Slowly the market was infiltrated with colour televisions like Crown, Weston, etc. Dyanora lost the race against the colour ones. Though Dyanora tried its hand on colour television, it was a total disaster. Weston and Crown were fairly good though the colour scheme was a little dull. Those days television used to boot up late and hence Crown introduced the instant start colour television. Then colour television was supposed to be very luxurious and hence only the so called well-to-do families used to buy. But the epic serial ‘Mahabharata’ changed the whole scenario. The serial compelled people to throng to the shops to buy the colour television even on installments just to feel the ‘reality’ of the reel.

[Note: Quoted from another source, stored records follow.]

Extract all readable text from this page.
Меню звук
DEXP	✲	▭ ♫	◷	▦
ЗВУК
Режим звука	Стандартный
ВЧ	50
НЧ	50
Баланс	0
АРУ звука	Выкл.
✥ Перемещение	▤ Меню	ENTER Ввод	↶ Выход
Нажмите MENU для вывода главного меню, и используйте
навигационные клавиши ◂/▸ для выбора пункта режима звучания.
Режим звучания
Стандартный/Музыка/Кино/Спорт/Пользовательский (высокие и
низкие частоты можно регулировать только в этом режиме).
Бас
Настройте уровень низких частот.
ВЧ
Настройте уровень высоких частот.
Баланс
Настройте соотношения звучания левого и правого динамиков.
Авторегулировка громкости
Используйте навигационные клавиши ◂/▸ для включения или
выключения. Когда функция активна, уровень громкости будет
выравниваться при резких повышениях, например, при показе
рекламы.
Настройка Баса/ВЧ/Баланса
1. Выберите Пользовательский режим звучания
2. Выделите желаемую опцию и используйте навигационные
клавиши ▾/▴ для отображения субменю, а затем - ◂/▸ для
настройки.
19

We also switched over to colour television and bought Videocon. Doordarshan ruled the roost as it was the only channel. Later when the cable television invaded the houses and broke the monarchy of the Doordarshan, televisions with eight to twelve channels were introduced. The older one-channel colour television could be brought in to use by fixing an ‘S’ band and it could compete with the contemporary ones. But BPL colour television introduced with remote created waves in the country. The concept of controlling the television sitting at a place caught the fancies of the couch potatoes and it was a big hit in the market.

The number of private channels went on increasing and hence televisions with infinite number of channels started coming in to the market. The older ones died a slow death. Doordarshan which was endangered quickly revived itself by making a pact with cable operators and made telecast of Doordarshan compulsory.
With the technology still in progress new ones are being introduced every other day, be it smart TV or the likes. Post purchase we still feel we should have bought the ‘other’ one!